Remember Bonnie Raitt’s comeback 1989 hit, “Thing Called Love”? While many fans remember her Grammy-winning song and album Nick of Time (along with the video featuring a young and sexy Dennis Quaid), few think of that tune's songwriter, John Hiatt. A veteran singer/songwriter whose songs have been covered by many artists, Hiatt is a “musician’s musician,” quietly forging his own mix of rock, blues, country, and folk. While he had been recording since the mid-70s, he came into his own with 1987’s Bring the Family, a modern classic and one of the best albums of the 1980s.
Hiatt’s masterpiece features introspective songs from the perspective of a man looking back at his life and pondering the future. The album kicks off with “Memphis in the Meantime,” a witty, almost rockabilly song coaxing a woman to drive to Memphis with him: “Sure I like country music / And I like mandolins / But right now I need a telecaster… turned up to ten.” In a clever nod to big-hair 80s fashion, he cautions her to “Forget the mousse and the hair gel sugar / We don’t need none of that / A little dab’ll do you girl / Underneath the porkpie hat.”
Also included is Hiatt’s original “Thing Called Love,” which appears much rougher than Raitt’s smooth cover. Electric guitars dominate the song, with Hiatt’s tough vocals in the forefront. The overall sound resembles a blues band performing in a gritty bar.

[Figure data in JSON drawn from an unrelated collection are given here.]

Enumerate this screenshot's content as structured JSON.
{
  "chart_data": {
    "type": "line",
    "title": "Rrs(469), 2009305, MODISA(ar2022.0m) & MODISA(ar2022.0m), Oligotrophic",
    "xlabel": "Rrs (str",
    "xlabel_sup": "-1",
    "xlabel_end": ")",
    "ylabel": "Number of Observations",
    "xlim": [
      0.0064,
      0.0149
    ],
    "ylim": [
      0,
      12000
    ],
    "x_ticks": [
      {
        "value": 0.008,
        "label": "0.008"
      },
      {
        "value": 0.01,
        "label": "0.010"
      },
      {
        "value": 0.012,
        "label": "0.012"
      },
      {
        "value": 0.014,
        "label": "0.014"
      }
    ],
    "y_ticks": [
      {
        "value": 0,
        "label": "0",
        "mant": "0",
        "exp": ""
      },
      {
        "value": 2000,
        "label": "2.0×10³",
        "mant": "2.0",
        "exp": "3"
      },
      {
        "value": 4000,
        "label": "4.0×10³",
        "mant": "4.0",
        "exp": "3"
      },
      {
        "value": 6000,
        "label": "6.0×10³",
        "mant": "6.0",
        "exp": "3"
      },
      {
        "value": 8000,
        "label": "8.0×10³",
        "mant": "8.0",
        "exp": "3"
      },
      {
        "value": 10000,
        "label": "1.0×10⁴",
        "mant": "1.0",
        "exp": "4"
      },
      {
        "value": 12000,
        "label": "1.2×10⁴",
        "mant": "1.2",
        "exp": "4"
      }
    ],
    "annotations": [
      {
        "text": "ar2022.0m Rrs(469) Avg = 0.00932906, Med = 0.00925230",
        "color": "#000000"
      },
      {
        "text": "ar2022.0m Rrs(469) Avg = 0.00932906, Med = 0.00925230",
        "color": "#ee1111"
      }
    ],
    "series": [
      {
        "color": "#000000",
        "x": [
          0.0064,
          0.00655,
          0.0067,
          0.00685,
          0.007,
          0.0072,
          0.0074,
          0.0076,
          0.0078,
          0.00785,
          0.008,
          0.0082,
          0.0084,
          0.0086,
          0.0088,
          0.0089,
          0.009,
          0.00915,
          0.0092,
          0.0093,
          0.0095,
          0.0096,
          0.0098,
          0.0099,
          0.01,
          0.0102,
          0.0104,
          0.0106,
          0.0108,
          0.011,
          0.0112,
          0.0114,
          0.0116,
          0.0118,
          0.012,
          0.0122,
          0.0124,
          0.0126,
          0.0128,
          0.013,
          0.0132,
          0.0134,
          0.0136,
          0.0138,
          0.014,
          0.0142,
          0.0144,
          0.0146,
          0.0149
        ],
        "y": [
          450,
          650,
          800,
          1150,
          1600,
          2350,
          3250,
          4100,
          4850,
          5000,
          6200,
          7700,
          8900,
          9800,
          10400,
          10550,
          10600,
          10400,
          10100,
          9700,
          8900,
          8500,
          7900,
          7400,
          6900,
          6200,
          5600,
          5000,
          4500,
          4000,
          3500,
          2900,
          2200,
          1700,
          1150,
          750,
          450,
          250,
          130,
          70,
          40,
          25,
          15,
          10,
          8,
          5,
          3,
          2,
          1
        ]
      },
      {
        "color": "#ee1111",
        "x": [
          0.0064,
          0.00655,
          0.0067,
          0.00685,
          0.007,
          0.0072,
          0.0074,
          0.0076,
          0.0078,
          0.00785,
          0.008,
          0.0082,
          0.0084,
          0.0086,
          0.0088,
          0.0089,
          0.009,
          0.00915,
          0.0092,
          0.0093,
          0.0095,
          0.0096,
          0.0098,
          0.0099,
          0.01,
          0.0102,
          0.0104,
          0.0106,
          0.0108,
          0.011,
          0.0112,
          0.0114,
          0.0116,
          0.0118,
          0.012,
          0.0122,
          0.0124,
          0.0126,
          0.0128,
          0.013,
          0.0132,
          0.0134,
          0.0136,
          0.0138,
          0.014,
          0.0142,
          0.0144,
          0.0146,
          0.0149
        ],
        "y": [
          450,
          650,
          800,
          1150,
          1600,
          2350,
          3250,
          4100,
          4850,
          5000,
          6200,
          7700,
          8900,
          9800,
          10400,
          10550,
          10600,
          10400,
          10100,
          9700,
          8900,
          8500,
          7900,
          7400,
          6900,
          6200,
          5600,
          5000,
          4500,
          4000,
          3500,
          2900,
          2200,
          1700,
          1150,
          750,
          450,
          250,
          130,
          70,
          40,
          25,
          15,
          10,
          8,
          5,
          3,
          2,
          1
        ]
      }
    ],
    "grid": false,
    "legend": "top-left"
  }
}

Like country music? Look no further than “Lipstick Sunset,” a lovely ballad that shows Hiatt’s obvious affection for the genre as well as some sublime electric guitar. While the lyrics address a familiar story — the dissolution of a love affair — he paints a picture with his words, using images of colors and sunsets to evoke emotion. “Tip of My Tongue” explores how the wrong words can doom a relationship: “`Til I watched the greatest love I’ve ever known / All come down to a slip of the tongue,” he croons, regret palpable in his vocal performance.
Despite these bittersweet ballads, Hiatt balances the serious with the fun on Bring the Family. He returns to straight-forward rock with “Thank You Girl” (not to be confused with the Beatles classic), which features blistering electric guitar and a Stevie Ray Vaughan-like vocal. Speaking of the Beatles, “Your Dad Did,” an amusing look at fathers and sons, definitely possesses a Beatlesque, even Byrds-like quality in its jangling guitars. The lyrics describe a son trying to live differently than his father, but Hiatt’s sly lyrics define the futility of his desire: “Yeah, you’ve seen the old man’s ghost / Come back as creamed chipped beef on toast / Now if you don’t get your slice of the roast / You’re gonna flip your lid / Just like your dad did.”

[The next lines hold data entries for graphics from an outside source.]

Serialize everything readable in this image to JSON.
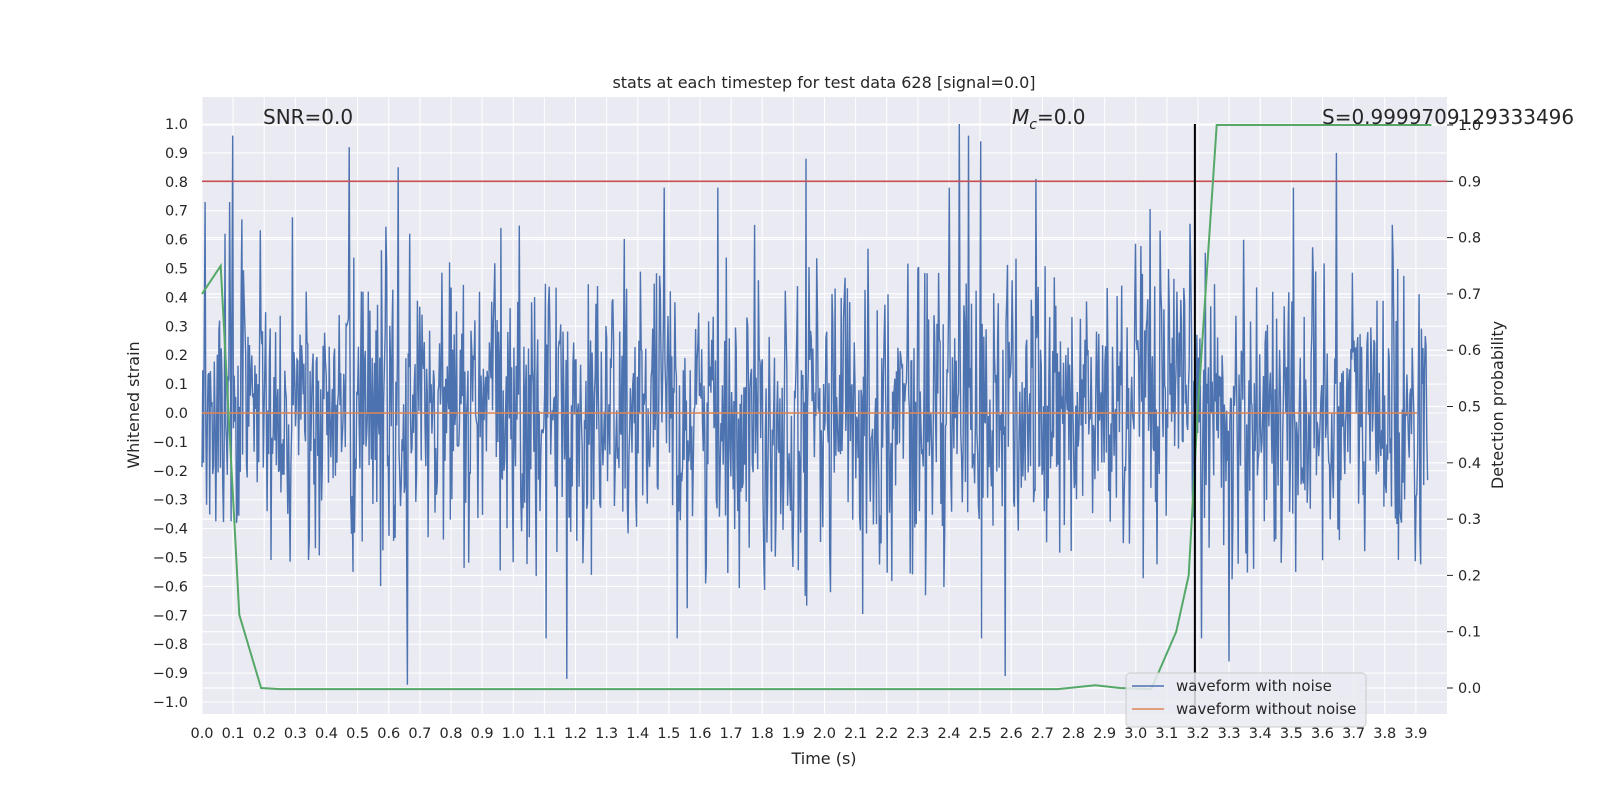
{
  "chart_data": {
    "type": "line",
    "title": "stats at each timestep for test data 628 [signal=0.0]",
    "xlabel": "Time (s)",
    "ylabel": "Whitened strain",
    "y2label": "Detection probability",
    "xlim": [
      0.0,
      4.0
    ],
    "ylim": [
      -1.05,
      1.1
    ],
    "y2lim": [
      -0.05,
      1.05
    ],
    "x_ticks": [
      "0.0",
      "0.1",
      "0.2",
      "0.3",
      "0.4",
      "0.5",
      "0.6",
      "0.7",
      "0.8",
      "0.9",
      "1.0",
      "1.1",
      "1.2",
      "1.3",
      "1.4",
      "1.5",
      "1.6",
      "1.7",
      "1.8",
      "1.9",
      "2.0",
      "2.1",
      "2.2",
      "2.3",
      "2.4",
      "2.5",
      "2.6",
      "2.7",
      "2.8",
      "2.9",
      "3.0",
      "3.1",
      "3.2",
      "3.3",
      "3.4",
      "3.5",
      "3.6",
      "3.7",
      "3.8",
      "3.9"
    ],
    "y_ticks": [
      "1.0",
      "0.9",
      "0.8",
      "0.7",
      "0.6",
      "0.5",
      "0.4",
      "0.3",
      "0.2",
      "0.1",
      "0.0",
      "−0.1",
      "−0.2",
      "−0.3",
      "−0.4",
      "−0.5",
      "−0.6",
      "−0.7",
      "−0.8",
      "−0.9",
      "−1.0"
    ],
    "y2_ticks": [
      "1.0",
      "0.9",
      "0.8",
      "0.7",
      "0.6",
      "0.5",
      "0.4",
      "0.3",
      "0.2",
      "0.1",
      "0.0"
    ],
    "grid": true,
    "legend_placement": "bottom-right",
    "annotations": {
      "snr": "SNR=0.0",
      "mc_base": "M",
      "mc_sub": "c",
      "mc_value": "=0.0",
      "s": "S=0.9999709129333496"
    },
    "threshold_line": {
      "value": 0.9,
      "axis": "y2",
      "color": "#c44e52"
    },
    "vertical_line": {
      "x": 3.19,
      "color": "#000000"
    },
    "series": [
      {
        "name": "waveform with noise",
        "color": "#4c72b0",
        "description_of_values": "noisy whitened strain sampled across 0.0–4.0 s, mostly within ±0.6 with spikes up to about ±1.0",
        "peaks": [
          [
            0.01,
            0.73
          ],
          [
            0.09,
            0.73
          ],
          [
            0.1,
            0.96
          ],
          [
            0.13,
            0.67
          ],
          [
            0.48,
            0.92
          ],
          [
            0.64,
            0.85
          ],
          [
            0.67,
            -0.94
          ],
          [
            1.55,
            -0.78
          ],
          [
            1.19,
            -0.92
          ],
          [
            1.97,
            0.88
          ],
          [
            2.47,
            1.0
          ],
          [
            2.5,
            0.96
          ],
          [
            2.54,
            0.94
          ],
          [
            2.62,
            -0.91
          ],
          [
            2.72,
            0.81
          ],
          [
            3.7,
            0.9
          ],
          [
            3.35,
            -0.86
          ]
        ]
      },
      {
        "name": "waveform without noise",
        "color": "#dd8452",
        "x": [
          0.0,
          4.0
        ],
        "y": [
          0.0,
          0.0
        ]
      },
      {
        "name": "Detection probability",
        "axis": "y2",
        "color": "#55a868",
        "x": [
          0.0,
          0.06,
          0.12,
          0.19,
          0.25,
          0.5,
          1.0,
          1.5,
          2.0,
          2.5,
          2.75,
          2.87,
          2.95,
          3.05,
          3.13,
          3.17,
          3.2,
          3.23,
          3.26,
          3.5,
          3.95
        ],
        "y": [
          0.7,
          0.75,
          0.13,
          0.0,
          -0.002,
          -0.002,
          -0.002,
          -0.002,
          -0.002,
          -0.002,
          -0.002,
          0.005,
          0.0,
          -0.002,
          0.1,
          0.2,
          0.5,
          0.75,
          1.0,
          1.0,
          1.0
        ]
      }
    ]
  }
}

One of the most interesting aspects of Bring the Family remains its examination of a thirtysomething, of lessons learned. “Stood Up” recounts failed love affairs, but how Hiatt learned from them and continues to “stand up” when love appears again. “Learning How to Love You” (not the George Harrison ballad) further explores this theme, this time describing in a straightforward manner how long it took for him to properly love someone. Apparently drawing from personal experience, Hiatt recounts how he gradually learned about love from childhood until the present, confessing that learning how to love properly is “long” and “hard,” but that the journey is worth it: “`Cause I only got to where I am / Learning how to love you.” Hiatt’s choice to simply sing the song while playing his acoustic guitar lends great intimacy to the song and emphasizes the deeply personal subject matter.

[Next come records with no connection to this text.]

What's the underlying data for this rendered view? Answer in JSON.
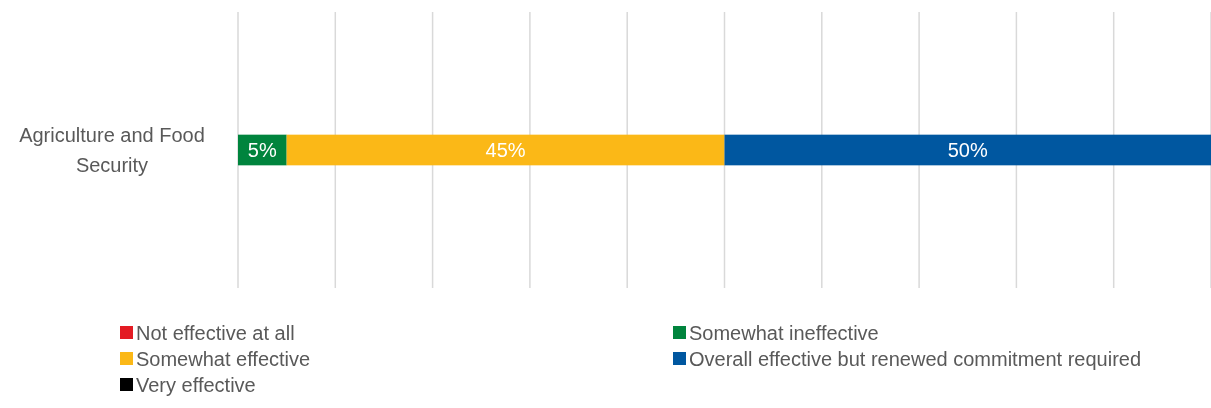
{
  "chart_data": {
    "type": "bar",
    "orientation": "horizontal",
    "stacked": true,
    "categories": [
      "Agriculture and Food Security"
    ],
    "series": [
      {
        "name": "Not effective at all",
        "color": "#e31b23",
        "values": [
          0
        ],
        "value_labels": [
          null
        ]
      },
      {
        "name": "Somewhat ineffective",
        "color": "#00843d",
        "values": [
          5
        ],
        "value_labels": [
          "5%"
        ]
      },
      {
        "name": "Somewhat effective",
        "color": "#fbb817",
        "values": [
          45
        ],
        "value_labels": [
          "45%"
        ]
      },
      {
        "name": "Overall effective but renewed commitment required",
        "color": "#0057a0",
        "values": [
          50
        ],
        "value_labels": [
          "50%"
        ]
      },
      {
        "name": "Very effective",
        "color": "#000000",
        "values": [
          0
        ],
        "value_labels": [
          null
        ]
      }
    ],
    "xlim": [
      0,
      100
    ],
    "xticks": [
      {
        "value": 0,
        "label": null
      },
      {
        "value": 10,
        "label": null
      },
      {
        "value": 20,
        "label": null
      },
      {
        "value": 30,
        "label": null
      },
      {
        "value": 40,
        "label": null
      },
      {
        "value": 50,
        "label": null
      },
      {
        "value": 60,
        "label": null
      },
      {
        "value": 70,
        "label": null
      },
      {
        "value": 80,
        "label": null
      },
      {
        "value": 90,
        "label": null
      },
      {
        "value": 100,
        "label": null
      }
    ],
    "grid": "x",
    "legend": "bottom",
    "tick_labels": "y"
  }
}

Amazingly, the album sounds as fresh and different today as it did in 1987. Unlike many over-synthesized and overproduced 80s recordings, Hiatt’s album uses only guitars and drums. The tracks sound as if they were recorded live with little overdubbing, the production never making the instruments and vocals sound overly polished. Bring the Family did not rack up big sales or rank high on the charts, perhaps because it resembled no other popular albums at that time. Even today, its complex subject matter, intelligent lyrics, and “roots” stand out, stressing its timeless quality.
Like peeling the layers of an onion, listening to Bring the Family (preferably multiple times) reveals more and more meaning over time. For instance, I bought the album upon its initial release, but did not fully appreciate it until reaching my early 30s. Hiatt’s songs chronicle a familiar turning point, when people reflect on where they’ve been, what they’ve learned, and how they will apply that knowledge in the future. It’s a universal experience and one that Hiatt addresses with eloquence and, yes, rocking electric guitars, on Bring the Family.